Generally speaking, an agent's focus is on the deal: on negotiating numerous short-term, project-specific engagements between buyers and sellers." (Id. at p. 983.)
"'Personal managers primarily advise, counsel, direct, and coordinate the development of the artist's career. They advise in both business and personal matters, frequently lend money to young artists, and serve as spokespersons for the artists.'" (Id. at p. 984.)
The TAA regulates talent agencies. Its "roots extend back to 1913, when the Legislature ... imposed the first licensing requirements for employment agents.
From an early time, the Legislature was concerned that those representing aspiring artists might take advantage of them, whether by concealing conflicts of interest when agents split fees with the venues where they booked their clients, or by sending clients to houses of ill repute under the guise of providing 'employment opportunities.'
Exploitation of artists by representatives has remained the Act's central concern through subsequent incarnations to the present day." (Marathon, supra, 42 Cal.4th at p. 984, citing, among others, Buchwald v.
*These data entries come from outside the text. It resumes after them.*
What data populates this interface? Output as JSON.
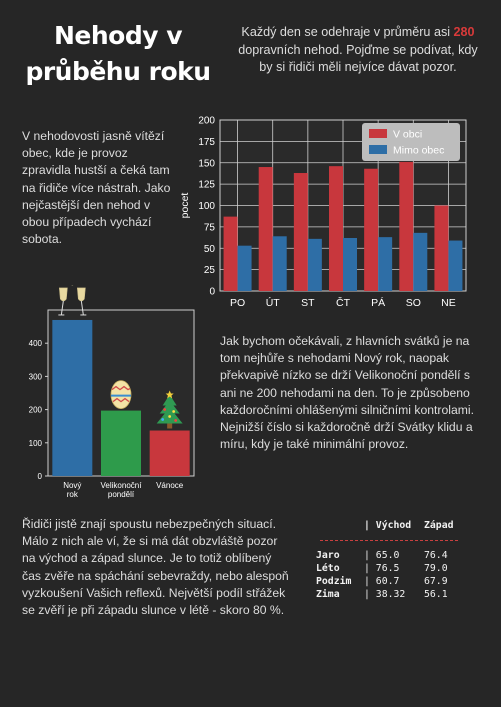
{
  "title": "Nehody v průběhu roku",
  "intro": {
    "before": "Každý den se odehraje v průměru asi ",
    "highlight": "280",
    "after": " dopravních nehod. Pojďme se podívat, kdy by si řidiči měli nejvíce dávat pozor."
  },
  "paragraphs": {
    "p1": "V nehodovosti jasně vítězí obec, kde je provoz zpravidla hustší a čeká tam na řidiče více nástrah. Jako nejčastější den nehod v obou případech vychází sobota.",
    "p2": "Jak bychom očekávali, z hlavních svátků je na tom nejhůře s nehodami Nový rok, naopak překvapivě nízko se drží Velikonoční pondělí s ani ne 200 nehodami na den. To je způsobeno každoročními ohlášenými silničními kontrolami. Nejnižší číslo si každoročně drží Svátky klidu a míru, kdy je také minimální provoz.",
    "p3": "Řidiči jistě znají spoustu nebezpečných situací.  Málo z nich ale ví, že si má dát obzvláště pozor na východ a západ slunce. Je to totiž oblíbený čas zvěře na spáchání sebevraždy, nebo alespoň vyzkoušení Vašich reflexů.  Největší podíl střážek  se zvěří je při západu slunce v létě - skoro 80 %."
  },
  "colors": {
    "red": "#c8373d",
    "blue": "#2e6ea6",
    "green": "#2e9b4b"
  },
  "chart_data": [
    {
      "type": "bar",
      "categories": [
        "PO",
        "ÚT",
        "ST",
        "ČT",
        "PÁ",
        "SO",
        "NE"
      ],
      "series": [
        {
          "name": "V obci",
          "color": "#c8373d",
          "values": [
            87,
            145,
            138,
            146,
            143,
            151,
            100
          ]
        },
        {
          "name": "Mimo obec",
          "color": "#2e6ea6",
          "values": [
            53,
            64,
            61,
            62,
            63,
            68,
            59
          ]
        }
      ],
      "ylabel": "pocet",
      "ylim": [
        0,
        200
      ],
      "yticks": [
        0,
        25,
        50,
        75,
        100,
        125,
        150,
        175,
        200
      ],
      "grid": true,
      "legend": "top-right"
    },
    {
      "type": "bar",
      "categories": [
        "Nový rok",
        "Velikonoční pondělí",
        "Vánoce"
      ],
      "colors": [
        "#2e6ea6",
        "#2e9b4b",
        "#c8373d"
      ],
      "values": [
        470,
        197,
        137
      ],
      "icons": [
        "champagne-glasses-icon",
        "easter-egg-icon",
        "christmas-tree-icon"
      ],
      "ylim": [
        0,
        500
      ],
      "yticks": [
        0,
        100,
        200,
        300,
        400
      ],
      "grid": false
    }
  ],
  "season_table": {
    "headers": [
      "",
      "| Východ",
      "Západ"
    ],
    "rows": [
      [
        "Jaro",
        "| 65.0",
        "76.4"
      ],
      [
        "Léto",
        "| 76.5",
        "79.0"
      ],
      [
        "Podzim",
        "| 60.7",
        "67.9"
      ],
      [
        "Zima",
        "| 38.32",
        "56.1"
      ]
    ]
  }
}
Superior Court, 254 Cal.App.2d at p. 357.)
The TAA defines talent agencies as "persons or corporations that procure professional 'employment or engagements' citation for creative or performing 'artists' citation in the entertainment media, including theater, movies, radio, and television citation."
The TAA "requires anyone who solicits or procures artistic employment or engagements for artists to obtain a talent agency license. (Lab. Code, 1700.4, 1700.5.)" (Marathon, supra, 42 Cal.4th at p. 985.)
"No separate analogous licensing or regulatory scheme extends to personal managers. (Waisbren v. Peppercorn Productions, Inc., supra, 41 Cal.App.4th at p. 252.)" (Marathon, supra, at p. 985.)